Josef Ebner ist der Grandsigneur der Hotellerie in Kanada. Seit mehr als 40 Jahren arbeitet der 64-Jährige in dem Land. Heute ist er Chef des Eaton Hotels in Toronto, des mit 1.590 Zimmern größten Hotels in Kanada. Ein Interview von Frank Störbrauck.

Herr Ebner, seit wann sind Sie in der Hotellerie tätig?

Als ich 14 Jahre alt war, habe ich meine Lehre begonnen. Das heißt, ich bin nun seit 50 Jahren in der Hotellerie tätig.

Was hat Sie nach Kanada verschlagen?

Ich wollte eigentlich in die USA, aber zur damaligen Zeit, 1969 war das, war wegen des Vietnam-Kriegs in den USA die Einberufung zum Militär Pflicht. Ich wollte aber keinem anderen Land militärisch dienen. Darum habe ich mich entschlossen, nach Kanada auszuwandern.

Warum ausgerechnet Toronto? Damals galt ja eher Montréal als angesagteste Stadt in Kanada …

Ein Onkel von mir lebte damals in Toronto. Er war schon 1953 aus Österreich nach Kanada ausgewandert. Bei ihm konnte ich wohnen. Ich kam ja ohne Job in Kanada an und hatte kaum Geld dabei. Wenigstens ein Dach über dem Kopf, so dachte ich mir, das ist ja schon einmal was. Innerhalb von drei Tagen habe ich dann einen Job bekommen. Außerdem ist Toronto ein gut gelegener Ausgangspunkt für eine Reise in die USA. Mit dem Zug ist man ja in ein paar Stunden in Manhattan.

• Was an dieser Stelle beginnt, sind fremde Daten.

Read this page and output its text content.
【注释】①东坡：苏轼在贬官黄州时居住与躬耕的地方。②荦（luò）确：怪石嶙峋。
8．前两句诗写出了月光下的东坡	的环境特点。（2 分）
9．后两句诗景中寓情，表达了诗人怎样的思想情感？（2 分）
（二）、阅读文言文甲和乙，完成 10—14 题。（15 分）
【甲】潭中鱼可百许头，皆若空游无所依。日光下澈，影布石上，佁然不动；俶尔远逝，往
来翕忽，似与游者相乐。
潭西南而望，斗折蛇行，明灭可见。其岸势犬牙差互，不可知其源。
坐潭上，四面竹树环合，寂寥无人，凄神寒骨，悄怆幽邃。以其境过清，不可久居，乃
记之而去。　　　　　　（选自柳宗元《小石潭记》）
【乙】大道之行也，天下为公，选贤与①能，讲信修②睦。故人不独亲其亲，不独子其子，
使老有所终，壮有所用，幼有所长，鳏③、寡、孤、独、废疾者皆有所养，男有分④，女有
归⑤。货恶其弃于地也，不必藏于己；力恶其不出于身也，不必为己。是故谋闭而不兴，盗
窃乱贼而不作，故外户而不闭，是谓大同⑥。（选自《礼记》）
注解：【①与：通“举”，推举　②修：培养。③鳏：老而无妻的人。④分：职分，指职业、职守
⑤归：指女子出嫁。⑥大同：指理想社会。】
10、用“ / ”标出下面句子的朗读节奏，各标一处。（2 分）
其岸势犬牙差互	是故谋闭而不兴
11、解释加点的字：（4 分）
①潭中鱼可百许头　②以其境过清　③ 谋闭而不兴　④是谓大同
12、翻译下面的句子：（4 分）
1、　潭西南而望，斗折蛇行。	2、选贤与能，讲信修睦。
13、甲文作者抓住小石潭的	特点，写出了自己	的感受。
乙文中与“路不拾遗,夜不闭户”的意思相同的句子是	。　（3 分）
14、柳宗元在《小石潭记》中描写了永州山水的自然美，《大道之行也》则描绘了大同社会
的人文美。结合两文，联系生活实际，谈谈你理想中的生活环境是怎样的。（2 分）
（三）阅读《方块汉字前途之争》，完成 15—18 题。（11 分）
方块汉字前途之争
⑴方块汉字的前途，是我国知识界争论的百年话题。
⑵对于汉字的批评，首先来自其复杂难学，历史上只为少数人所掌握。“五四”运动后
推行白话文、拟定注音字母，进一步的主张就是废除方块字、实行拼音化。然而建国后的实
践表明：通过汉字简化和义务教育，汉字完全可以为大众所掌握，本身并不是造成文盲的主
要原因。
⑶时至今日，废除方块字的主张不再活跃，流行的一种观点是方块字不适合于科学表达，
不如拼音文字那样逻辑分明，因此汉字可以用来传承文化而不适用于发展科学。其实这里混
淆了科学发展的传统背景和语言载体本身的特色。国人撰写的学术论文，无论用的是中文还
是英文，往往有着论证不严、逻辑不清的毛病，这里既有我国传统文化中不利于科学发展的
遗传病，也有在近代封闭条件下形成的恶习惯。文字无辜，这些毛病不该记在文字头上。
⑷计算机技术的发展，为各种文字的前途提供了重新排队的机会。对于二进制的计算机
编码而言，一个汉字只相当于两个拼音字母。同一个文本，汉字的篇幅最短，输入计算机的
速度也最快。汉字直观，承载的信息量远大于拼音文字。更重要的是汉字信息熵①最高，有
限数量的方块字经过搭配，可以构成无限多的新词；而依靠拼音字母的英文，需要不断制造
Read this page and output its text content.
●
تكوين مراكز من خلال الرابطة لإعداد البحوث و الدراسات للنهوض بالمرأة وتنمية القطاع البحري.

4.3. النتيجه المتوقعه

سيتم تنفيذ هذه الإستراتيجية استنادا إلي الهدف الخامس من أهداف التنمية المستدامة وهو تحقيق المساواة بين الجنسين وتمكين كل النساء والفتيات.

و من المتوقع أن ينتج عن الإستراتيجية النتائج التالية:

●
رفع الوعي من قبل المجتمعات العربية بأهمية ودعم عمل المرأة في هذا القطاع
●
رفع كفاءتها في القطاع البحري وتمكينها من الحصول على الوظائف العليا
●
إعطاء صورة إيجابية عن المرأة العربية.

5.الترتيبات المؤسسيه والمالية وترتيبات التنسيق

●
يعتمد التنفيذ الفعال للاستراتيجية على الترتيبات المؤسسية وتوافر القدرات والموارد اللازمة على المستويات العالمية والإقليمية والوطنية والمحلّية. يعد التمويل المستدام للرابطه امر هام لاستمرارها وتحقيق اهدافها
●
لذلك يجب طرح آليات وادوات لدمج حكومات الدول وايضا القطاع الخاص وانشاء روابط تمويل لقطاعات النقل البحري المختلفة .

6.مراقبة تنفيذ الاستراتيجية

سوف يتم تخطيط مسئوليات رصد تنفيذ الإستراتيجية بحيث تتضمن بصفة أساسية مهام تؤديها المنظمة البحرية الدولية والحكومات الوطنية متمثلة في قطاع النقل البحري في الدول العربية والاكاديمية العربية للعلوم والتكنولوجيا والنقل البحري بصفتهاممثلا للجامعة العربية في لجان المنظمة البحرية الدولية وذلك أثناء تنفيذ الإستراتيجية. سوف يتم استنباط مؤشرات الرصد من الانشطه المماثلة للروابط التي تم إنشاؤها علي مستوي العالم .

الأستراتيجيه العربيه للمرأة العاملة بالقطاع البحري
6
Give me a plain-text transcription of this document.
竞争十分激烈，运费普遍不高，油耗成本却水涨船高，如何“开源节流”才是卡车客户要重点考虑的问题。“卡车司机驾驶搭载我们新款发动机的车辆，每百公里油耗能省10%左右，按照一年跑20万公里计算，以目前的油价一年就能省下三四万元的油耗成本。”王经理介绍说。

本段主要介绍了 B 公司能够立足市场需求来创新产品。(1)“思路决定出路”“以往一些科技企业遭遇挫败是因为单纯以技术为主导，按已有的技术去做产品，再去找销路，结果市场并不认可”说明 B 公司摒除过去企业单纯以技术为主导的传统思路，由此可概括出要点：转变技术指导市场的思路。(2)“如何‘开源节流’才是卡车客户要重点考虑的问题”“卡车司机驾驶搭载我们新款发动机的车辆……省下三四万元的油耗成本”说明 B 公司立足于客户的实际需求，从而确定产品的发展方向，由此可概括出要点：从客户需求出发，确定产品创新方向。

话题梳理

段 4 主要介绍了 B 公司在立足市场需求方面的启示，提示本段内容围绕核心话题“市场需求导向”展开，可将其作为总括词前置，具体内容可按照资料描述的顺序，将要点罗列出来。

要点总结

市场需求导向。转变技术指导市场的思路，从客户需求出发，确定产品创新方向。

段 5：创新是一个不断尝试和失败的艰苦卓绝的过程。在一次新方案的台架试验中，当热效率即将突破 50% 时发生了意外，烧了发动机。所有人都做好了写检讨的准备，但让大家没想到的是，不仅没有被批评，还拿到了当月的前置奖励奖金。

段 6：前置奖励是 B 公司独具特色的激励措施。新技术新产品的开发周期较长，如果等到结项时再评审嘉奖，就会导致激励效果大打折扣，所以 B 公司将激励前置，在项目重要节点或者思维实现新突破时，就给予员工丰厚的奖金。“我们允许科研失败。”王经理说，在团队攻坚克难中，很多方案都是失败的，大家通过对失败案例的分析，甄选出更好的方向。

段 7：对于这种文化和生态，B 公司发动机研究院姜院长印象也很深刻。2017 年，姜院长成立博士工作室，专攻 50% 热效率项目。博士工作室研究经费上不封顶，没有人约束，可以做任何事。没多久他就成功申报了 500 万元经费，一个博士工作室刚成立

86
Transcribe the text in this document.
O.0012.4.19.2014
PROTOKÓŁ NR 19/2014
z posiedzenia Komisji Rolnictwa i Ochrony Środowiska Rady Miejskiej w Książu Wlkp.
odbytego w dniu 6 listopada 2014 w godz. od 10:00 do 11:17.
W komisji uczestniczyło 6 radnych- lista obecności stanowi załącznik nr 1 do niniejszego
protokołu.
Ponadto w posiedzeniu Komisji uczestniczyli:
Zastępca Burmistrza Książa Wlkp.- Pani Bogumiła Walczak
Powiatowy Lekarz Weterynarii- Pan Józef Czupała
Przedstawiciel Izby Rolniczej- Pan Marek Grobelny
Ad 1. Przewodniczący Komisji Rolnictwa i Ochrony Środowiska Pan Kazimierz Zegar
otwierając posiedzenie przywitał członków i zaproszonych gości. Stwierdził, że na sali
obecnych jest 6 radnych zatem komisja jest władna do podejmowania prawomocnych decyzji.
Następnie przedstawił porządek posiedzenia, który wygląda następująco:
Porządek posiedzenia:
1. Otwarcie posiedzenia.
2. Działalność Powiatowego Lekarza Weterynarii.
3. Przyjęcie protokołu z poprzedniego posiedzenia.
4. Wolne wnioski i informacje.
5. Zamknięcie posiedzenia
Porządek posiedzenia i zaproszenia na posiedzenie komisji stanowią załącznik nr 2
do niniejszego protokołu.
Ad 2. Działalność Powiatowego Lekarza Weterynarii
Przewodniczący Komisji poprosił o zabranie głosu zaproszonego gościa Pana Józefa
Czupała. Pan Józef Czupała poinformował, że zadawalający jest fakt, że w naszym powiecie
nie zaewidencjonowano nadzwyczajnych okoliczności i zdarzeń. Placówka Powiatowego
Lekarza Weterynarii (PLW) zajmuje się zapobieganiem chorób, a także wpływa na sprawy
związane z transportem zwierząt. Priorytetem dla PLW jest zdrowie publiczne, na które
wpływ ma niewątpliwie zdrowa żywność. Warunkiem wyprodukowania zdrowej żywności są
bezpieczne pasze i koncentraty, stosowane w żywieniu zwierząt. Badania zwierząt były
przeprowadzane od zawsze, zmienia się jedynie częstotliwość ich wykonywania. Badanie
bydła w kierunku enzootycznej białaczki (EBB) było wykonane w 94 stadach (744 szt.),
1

Wie hat sich Toronto seitdem verändert?

Oh, sehr! Die Stadt hat sich seit 1970 irrsinnig verändert. Nur zwei Beispiele: Als ich damals ankam, gab es vier Hochhäuser. Heute gibt es Hunderte. Zur Zeit werden über 150 Hochhäuser gebaut, mehr als nirgendwo sonst in Nordamerika. Damals gab es rund 2,5 Millionen Einwohner, heute sind es fast 5 Millionen. Toronto ist heute eine sehr kosmopolitische Stadt, über 110 Kulturen leben hier friedlich zusammen.

Was müssen Touristen gesehen haben, die Toronto heute besuchen?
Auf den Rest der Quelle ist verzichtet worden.